Growth may be slowing, but the country's economy remains a winner for consultancies
By Jacqueline Durett
Though experts call it a "global downturn," the current economy isn't hitting India nearly as hard as it's hitting other markets. India's economy was expected to grow at about 5.5 percent in 2009, less than originally projected, but still quite healthy. India's economy had grown at or above 9 percent, second only to China among the major economies.
"In light of the global economic crisis, India is faring reasonably well. While the stock market is down and car and home sales have plummeted, most other sectors of the economy are strong," explains Gunjan Bagla, author of Doing Business in 21st Century India.
"The slowdown is not as severe," says G. Raghavan, country head, TCS India Business, of IT giant Tata Consulting Services, which has more than 6,000 consultants in India. "Maybe it could if the trend continues for some time."
How has the country managed to stay strong? "India is a country of innovation. There's a large amount of opportunity," Raghavan says, adding that many industries are just starting to open up.
Bagla agrees. "Only a fifth of India's economy depends on exports. The country remains a very attractive market for foreign entrants and participants in virtually any sector."
And that sector includes management consulting, of course. "Much of the leapfrogging in India has been facilitated by good advice from consultants who have enabled Indian companies to [build] world class skills in manufacturing, marketing and IT services," Bagla says.
"I think that you've seen great growth in India for us but also for many over the last few years," says Alan Herrick, president and CEO of IT consultancy Sapient, which was named the fourth best company to work for in India in 2007. "I think obviously you're in a less than certain environment now, so I think that's put some caution into the market, but I still think you've got a rich, rich talent pool in India that I think is going to do well for the long run."
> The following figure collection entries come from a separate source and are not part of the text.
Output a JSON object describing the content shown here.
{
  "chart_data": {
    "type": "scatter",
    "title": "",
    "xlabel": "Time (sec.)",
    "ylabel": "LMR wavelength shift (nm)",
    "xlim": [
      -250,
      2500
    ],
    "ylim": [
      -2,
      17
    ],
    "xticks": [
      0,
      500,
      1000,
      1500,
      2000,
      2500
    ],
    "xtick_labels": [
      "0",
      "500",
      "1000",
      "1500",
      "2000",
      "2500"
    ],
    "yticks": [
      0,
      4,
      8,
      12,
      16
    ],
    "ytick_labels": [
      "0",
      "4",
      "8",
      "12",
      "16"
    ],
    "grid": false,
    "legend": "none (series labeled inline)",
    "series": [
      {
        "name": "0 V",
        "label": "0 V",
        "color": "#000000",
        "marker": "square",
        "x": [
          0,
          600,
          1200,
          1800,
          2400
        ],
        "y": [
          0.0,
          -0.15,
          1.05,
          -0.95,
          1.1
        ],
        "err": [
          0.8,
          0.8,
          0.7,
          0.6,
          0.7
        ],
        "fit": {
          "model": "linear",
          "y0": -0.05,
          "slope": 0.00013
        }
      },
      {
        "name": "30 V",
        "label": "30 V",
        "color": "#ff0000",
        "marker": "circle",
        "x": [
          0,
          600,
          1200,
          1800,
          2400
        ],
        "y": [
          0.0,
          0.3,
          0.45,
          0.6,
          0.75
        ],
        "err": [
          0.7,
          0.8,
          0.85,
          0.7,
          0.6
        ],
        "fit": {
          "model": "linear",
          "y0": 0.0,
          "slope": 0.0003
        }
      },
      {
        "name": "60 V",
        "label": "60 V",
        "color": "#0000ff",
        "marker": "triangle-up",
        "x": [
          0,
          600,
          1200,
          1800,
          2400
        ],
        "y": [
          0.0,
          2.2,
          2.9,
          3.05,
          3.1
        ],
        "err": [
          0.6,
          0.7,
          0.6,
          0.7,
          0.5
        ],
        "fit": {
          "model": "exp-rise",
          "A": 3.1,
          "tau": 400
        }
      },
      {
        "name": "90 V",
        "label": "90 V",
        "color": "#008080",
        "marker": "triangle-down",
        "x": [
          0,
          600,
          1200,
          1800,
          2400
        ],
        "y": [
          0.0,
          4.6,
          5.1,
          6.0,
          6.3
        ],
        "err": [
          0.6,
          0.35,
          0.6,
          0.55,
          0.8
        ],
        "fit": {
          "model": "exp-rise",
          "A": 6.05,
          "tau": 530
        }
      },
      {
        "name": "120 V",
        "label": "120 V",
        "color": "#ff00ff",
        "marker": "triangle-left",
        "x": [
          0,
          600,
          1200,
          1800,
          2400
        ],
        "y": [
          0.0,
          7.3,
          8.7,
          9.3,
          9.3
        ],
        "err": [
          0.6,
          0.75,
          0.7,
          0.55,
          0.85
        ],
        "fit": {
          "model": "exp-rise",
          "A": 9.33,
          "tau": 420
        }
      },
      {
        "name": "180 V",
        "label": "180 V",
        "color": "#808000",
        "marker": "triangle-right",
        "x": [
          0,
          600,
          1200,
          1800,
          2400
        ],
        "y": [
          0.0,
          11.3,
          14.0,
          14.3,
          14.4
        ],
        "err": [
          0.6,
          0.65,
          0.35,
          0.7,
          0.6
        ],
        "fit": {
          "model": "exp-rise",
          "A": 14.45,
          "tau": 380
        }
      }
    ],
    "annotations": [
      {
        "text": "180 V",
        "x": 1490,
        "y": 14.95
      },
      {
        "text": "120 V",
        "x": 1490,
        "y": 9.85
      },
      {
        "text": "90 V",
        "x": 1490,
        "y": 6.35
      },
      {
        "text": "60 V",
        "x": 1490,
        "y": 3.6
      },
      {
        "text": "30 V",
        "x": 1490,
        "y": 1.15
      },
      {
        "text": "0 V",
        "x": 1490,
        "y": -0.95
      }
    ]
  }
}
Sapient launched operations in India in 1999, with the idea that the company could tap into that talent pool. "We started to build it in 1999 and 2000 on that basis," Herrick says. "And then obviously the markets changed and your efficiency and costs became much more important. And as we edged into 2001, it became a much bigger idea for us than just acquiring additional talent, but actually becoming a central focus for the company."
TCS also has had a lot of success in India. The firm is in growth mode, having just acquired Citigroup's offshoring business. But Raghavan says he sees a few key challenges to growth in India, including the fact that many Indian companies are very IT savvy, but have a ways to go in learning how to market themselves. Also, he says, many firms need to take a longterm view in terms of key employees, and think of them as partners rather than with the company for a specific project. "I think that [concept] has already begun to grow," he says, "but it needs to gain momentum. It will bring more predictability to business performance."
Infrastructure, while improving, continues to be an issue. "A lot changed in India infrastructure wise to support [its] success," Herrick says, adding, however, that the firm must provide transportation to all its 4,000 employees every day. In addition, he says, wage inflation has seen double-digit growth in recent years, though that has dropped off in the current economy.
India's culture has nuances foreigners may find unique—and a big challenge to retention. "Now this is unheard of in the United States … there was such a limited supply of talent because there was such good growth rates by the companies that [someone] would actually accept three jobs and might go to one job in the morning and if he doesn't like it, just take the second job by the afternoon," Though this trend also has been stymied by the economy, it's a phenomenon that occurred until recently, Herrick says.
The company also faces a retention issue with women, who often relocate once they marry. "We are accommodating; we let people take some time off to make sure they have an adjustment period to the family and then come back and work. We are culturally sensitive to that. Work from home—that's a very popular theme in India. It's a win-win for us and in India as well," says Karandeep Singh, a managing director at Sapient who is based in India.
Political unrest is also something India is facing—attacks late in November in Mumbai confirmed that. "I think obviously what happened in Mumbai and some of the things right after that was unfortunate, but seeing the government's response to it, the kind of focus it created on the heightened security at the airports [and] the hotels [that now] I think business is as usual," Singh says. "People are coming to offices. I think there is no overt concern about security."
And the Mumbai attacks don't seem to have derailed the India growth plans of U.S. companies. Less than a month after the attacks, PricewaterhouseCoopers finalized a deal to acquire all shares of ECS Limited, a Bangalore-based provider of operations and HR consulting services to Indian and global clients. The acquisition will add five partners and more than 100 consultants, pushing the number of PwC employees in India to more than 5,000. PwC has offices in Ahmedabad, Bangalore, Bhubaneshwar, Chennai, Gurgaon, Hyderabad, Kolkata, Mumbai, New Delhi and Pune, and in 2007 was named the "India Tax Firm of the Year" by International Tax Review magazine.
For their parts, both Raghavan of TCS and Sapient's Herrick say they will continue with their growth plans as well. TCS in early January announced the launch of its development center TCS Kalinga Park in Bhubaneswar, Orissa. As for Sapient, Herrick says, "I think we're positioned well for the long run, and I think we're in good shape."